EUR/USD - Technical Analysis
The EUR/USD pair is trading at $1.06972, down 0.16% on the day. The 4-hour chart highlights critical price levels, with the pivot point set at $1.0700. Immediate resistance is located at $1.0713, followed by $1.0727 and $1.0745. On the downside, immediate support is found at $1.0686, with further support levels at $1.0671 and $1.0655.
The Relative Strength Index (RSI) is currently at 48, indicating neutral momentum and suggesting that the market is neither overbought nor oversold. The 50-day Exponential Moving Average (EMA) is at $1.0707, acting as a key resistance level. The EUR/USD needs to break above this level to indicate further bullish momentum.

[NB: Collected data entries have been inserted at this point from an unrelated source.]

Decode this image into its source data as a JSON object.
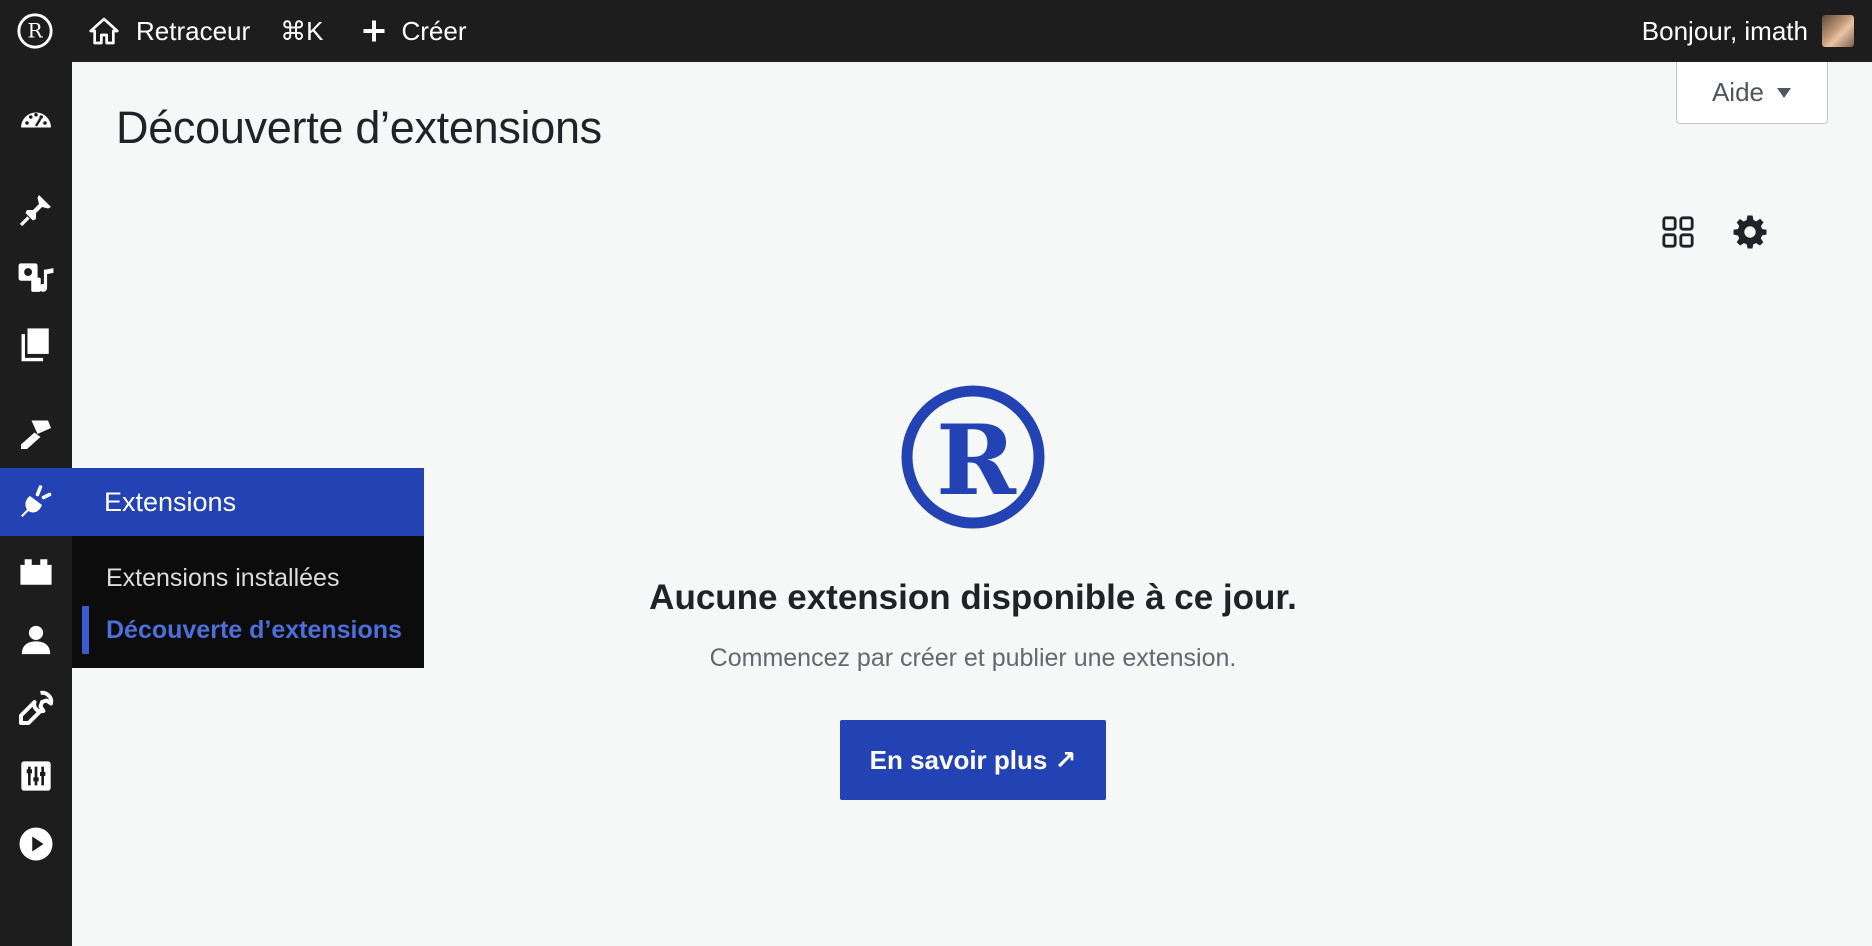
{
  "adminbar": {
    "logo_icon": "registered-r-logo-icon",
    "site_name": "Retraceur",
    "command_shortcut": "⌘K",
    "new_label": "Créer",
    "greeting": "Bonjour, imath"
  },
  "sidebar": {
    "icons": [
      "dashboard-icon",
      "pin-icon",
      "media-icon",
      "pages-icon",
      "appearance-brush-icon",
      "plugin-icon",
      "blocks-icon",
      "users-icon",
      "tools-wrench-icon",
      "settings-sliders-icon",
      "play-icon"
    ],
    "flyout": {
      "title": "Extensions",
      "items": [
        {
          "label": "Extensions installées",
          "current": false
        },
        {
          "label": "Découverte d’extensions",
          "current": true
        }
      ]
    }
  },
  "help": {
    "label": "Aide"
  },
  "page": {
    "title": "Découverte d’extensions"
  },
  "toolbar": {
    "grid_icon": "grid-view-icon",
    "settings_icon": "gear-icon"
  },
  "empty_state": {
    "title": "Aucune extension disponible à ce jour.",
    "text": "Commencez par créer et publier une extension.",
    "button_label": "En savoir plus ↗"
  },
  "colors": {
    "accent": "#2343b5",
    "bar": "#1d1d1d",
    "background": "#f6f7f7"
  }
}
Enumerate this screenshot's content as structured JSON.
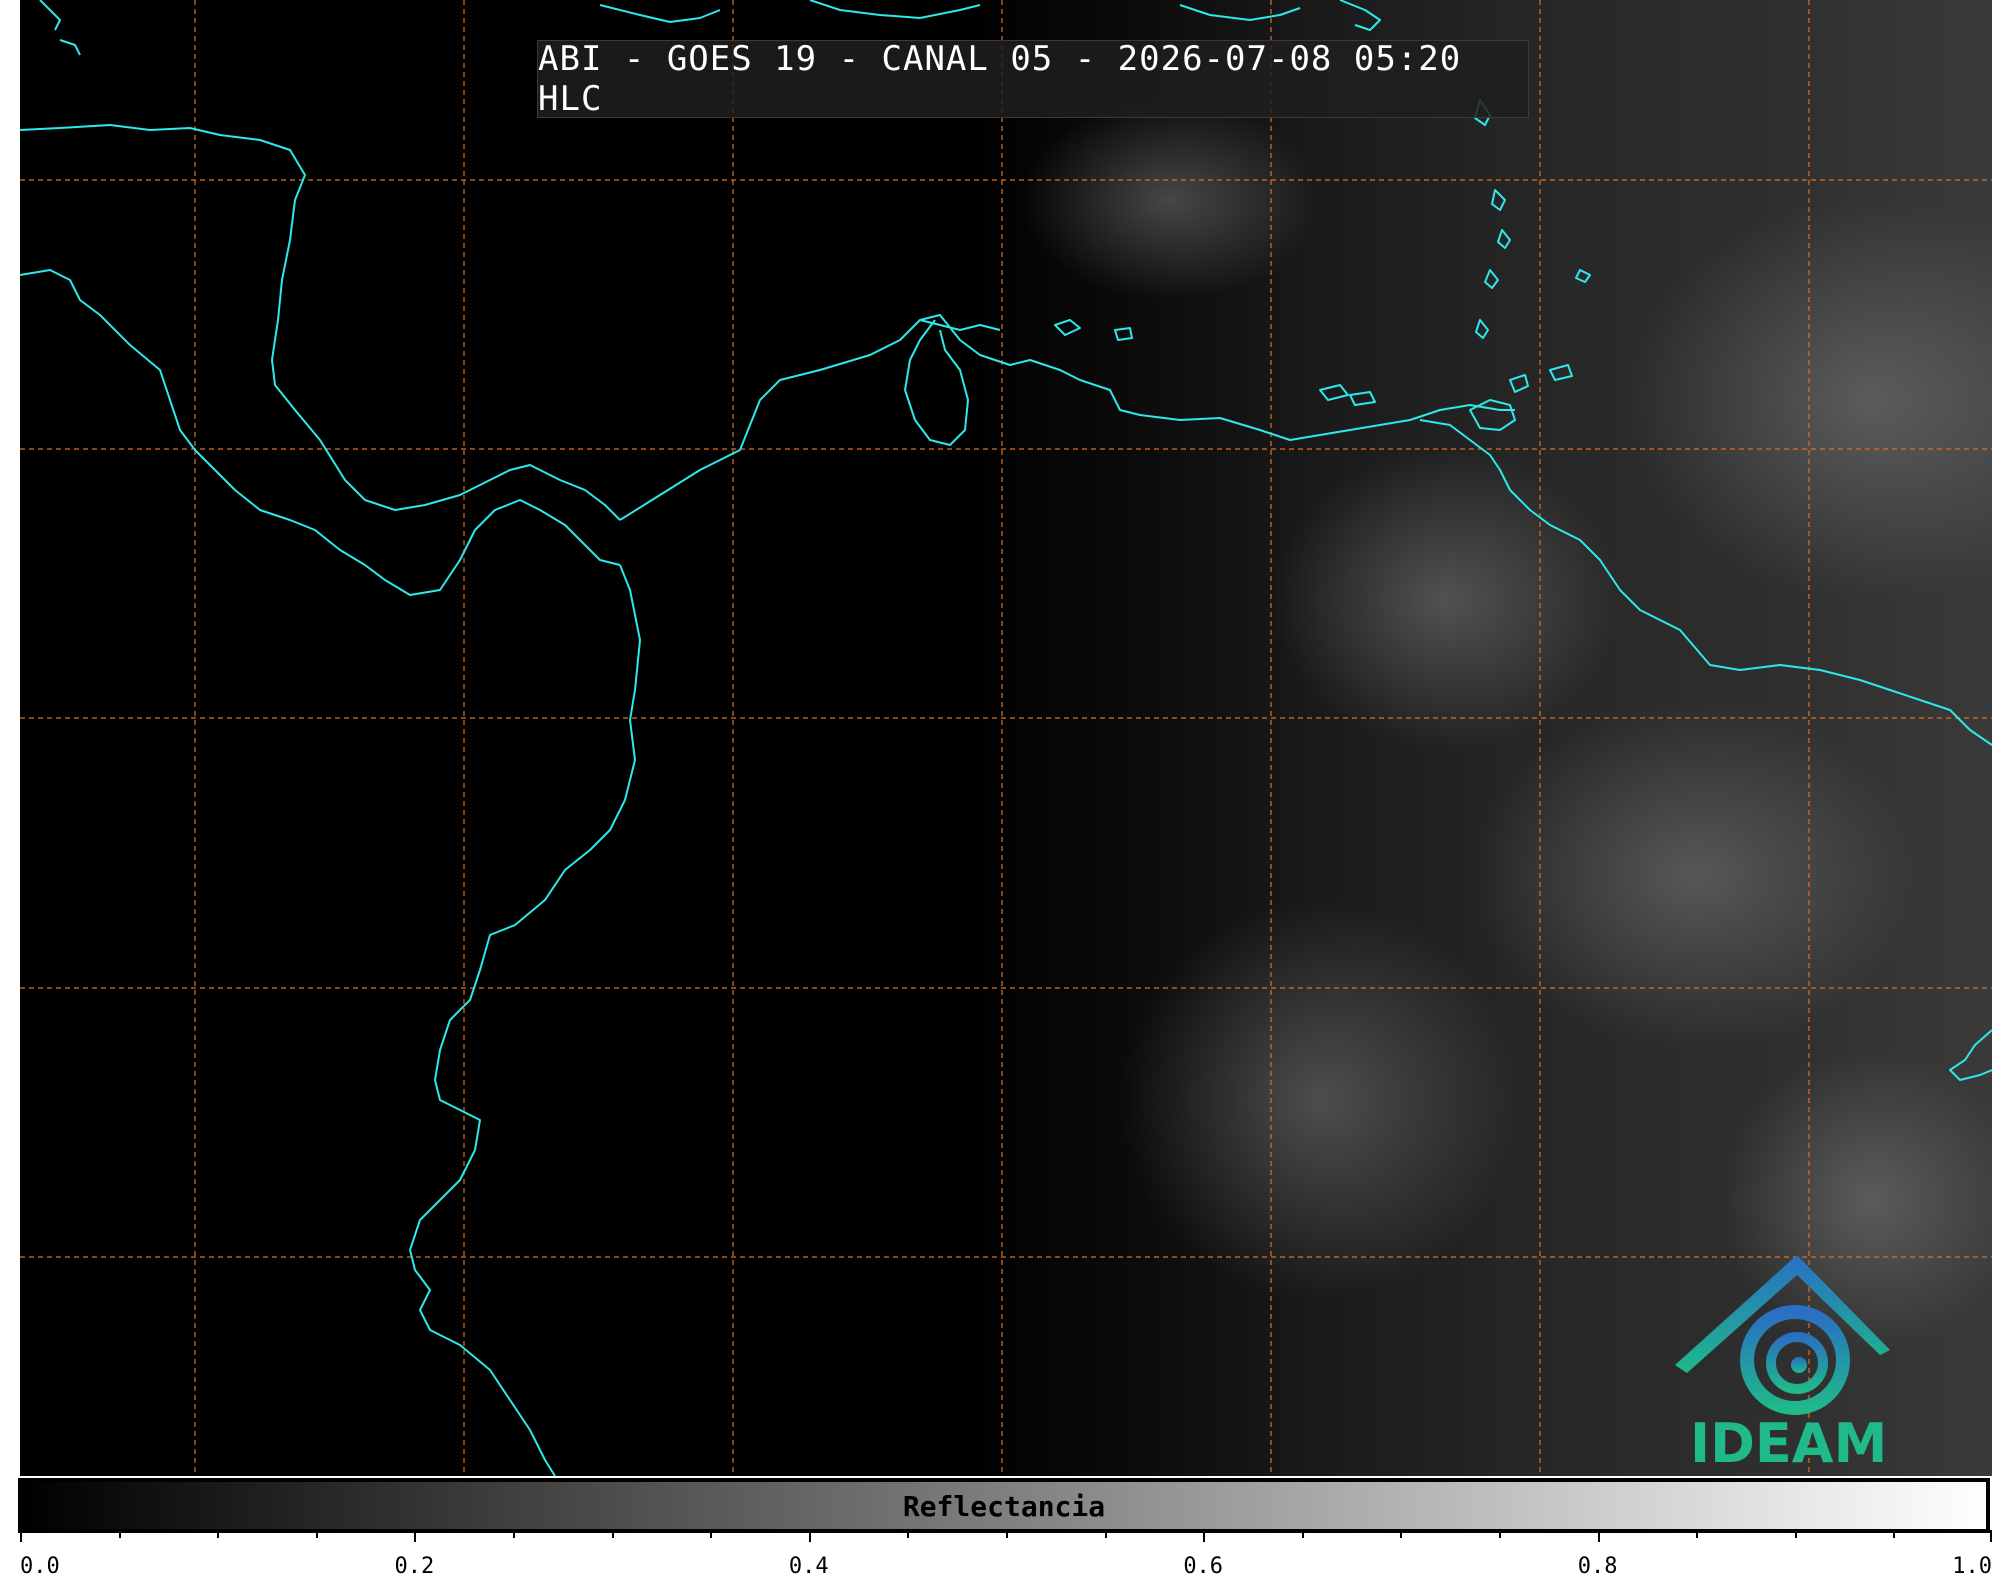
{
  "map": {
    "title": "ABI - GOES 19 - CANAL 05 - 2026-07-08 05:20 HLC",
    "graticule_color": "#e07020",
    "coastline_color": "#2ee8ea",
    "basemap": "grayscale satellite reflectance"
  },
  "logo": {
    "text": "IDEAM",
    "colors": [
      "#2a6fc4",
      "#1fb98a"
    ]
  },
  "colorbar": {
    "label": "Reflectancia",
    "min": 0.0,
    "max": 1.0,
    "colormap": "gray",
    "tick_labels": [
      "0.0",
      "0.2",
      "0.4",
      "0.6",
      "0.8",
      "1.0"
    ],
    "minor_step": 0.05
  }
}
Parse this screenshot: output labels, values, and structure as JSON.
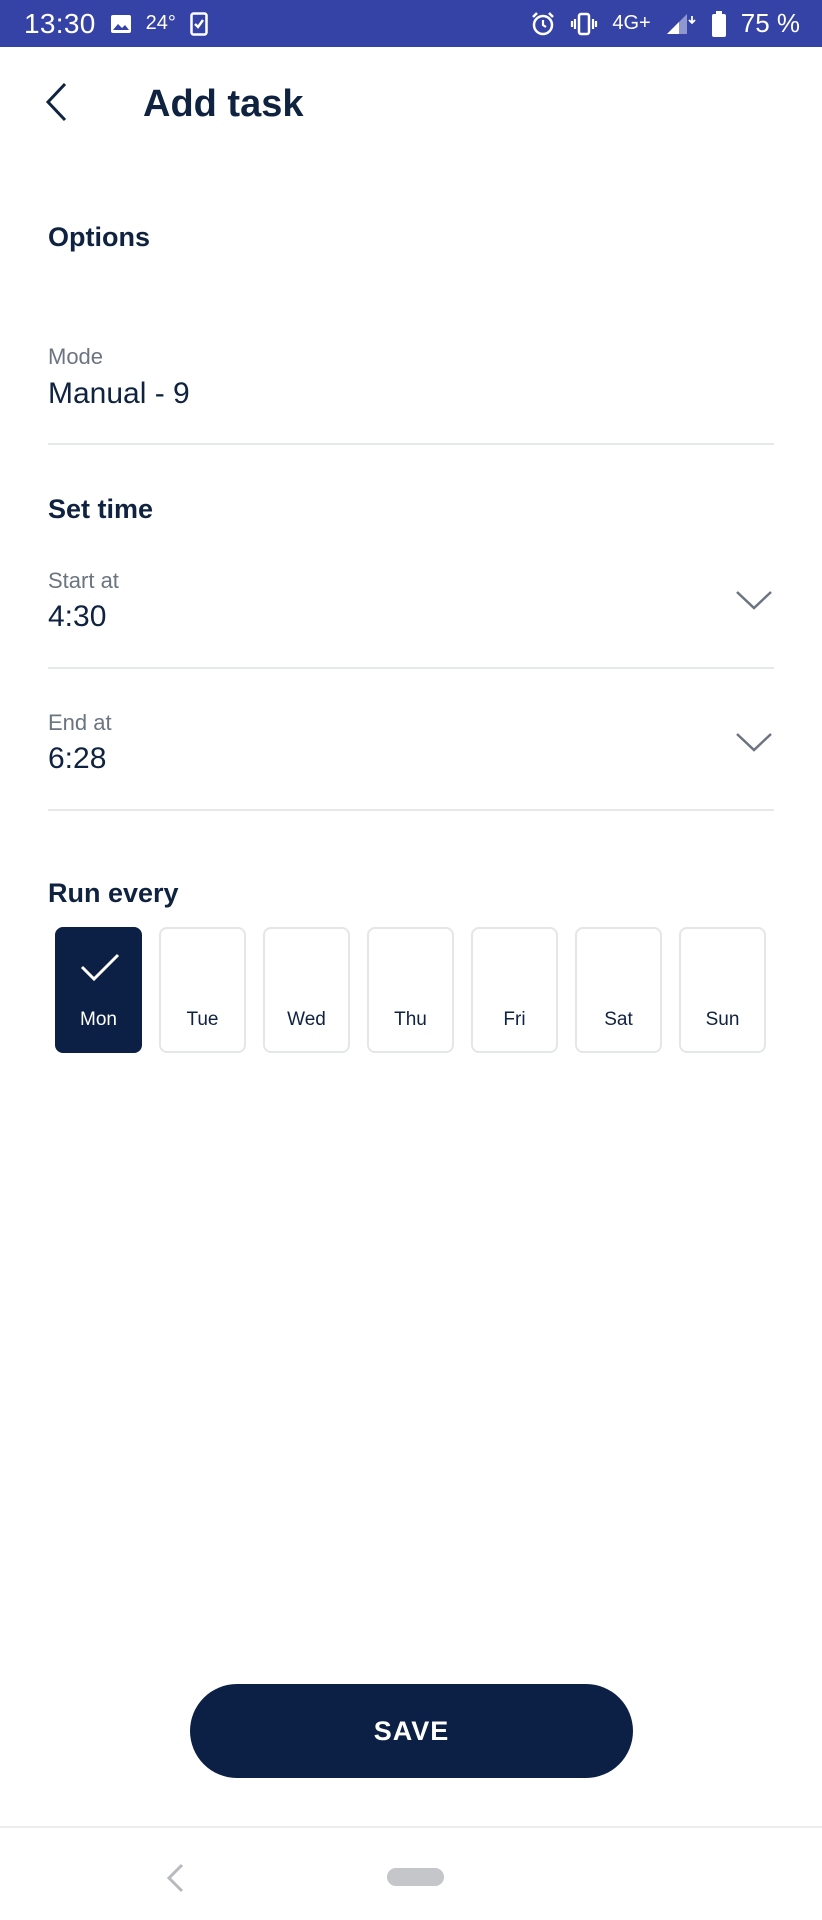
{
  "status_bar": {
    "time": "13:30",
    "temperature": "24°",
    "network": "4G+",
    "battery": "75 %",
    "icons": [
      "image-icon",
      "checklist-icon",
      "alarm-icon",
      "vibrate-icon",
      "signal-icon",
      "battery-icon"
    ]
  },
  "header": {
    "title": "Add task",
    "back_icon": "chevron-left-icon"
  },
  "options": {
    "heading": "Options",
    "mode_label": "Mode",
    "mode_value": "Manual - 9"
  },
  "set_time": {
    "heading": "Set time",
    "start_label": "Start at",
    "start_value": "4:30",
    "end_label": "End at",
    "end_value": "6:28"
  },
  "run_every": {
    "heading": "Run every",
    "days": [
      {
        "label": "Mon",
        "selected": true
      },
      {
        "label": "Tue",
        "selected": false
      },
      {
        "label": "Wed",
        "selected": false
      },
      {
        "label": "Thu",
        "selected": false
      },
      {
        "label": "Fri",
        "selected": false
      },
      {
        "label": "Sat",
        "selected": false
      },
      {
        "label": "Sun",
        "selected": false
      }
    ]
  },
  "actions": {
    "save_label": "SAVE"
  },
  "colors": {
    "status_bar": "#3542a6",
    "primary": "#0b2044",
    "text_muted": "#6b7480",
    "divider": "#e6e8ec"
  }
}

Traders should consider selling positions below the pivot point of $1.0700, with a target of the first support level at $1.06725. A break below this level could pave the way for further declines towards $1.0671 and $1.0655. Conversely, if the pair moves above the immediate resistance at $1.0713, it could target the next resistance levels at $1.0727 and $1.0745.
In summary, while EUR/USD is experiencing a slight downturn, the overall outlook remains bearish below the pivot point of $1.0700.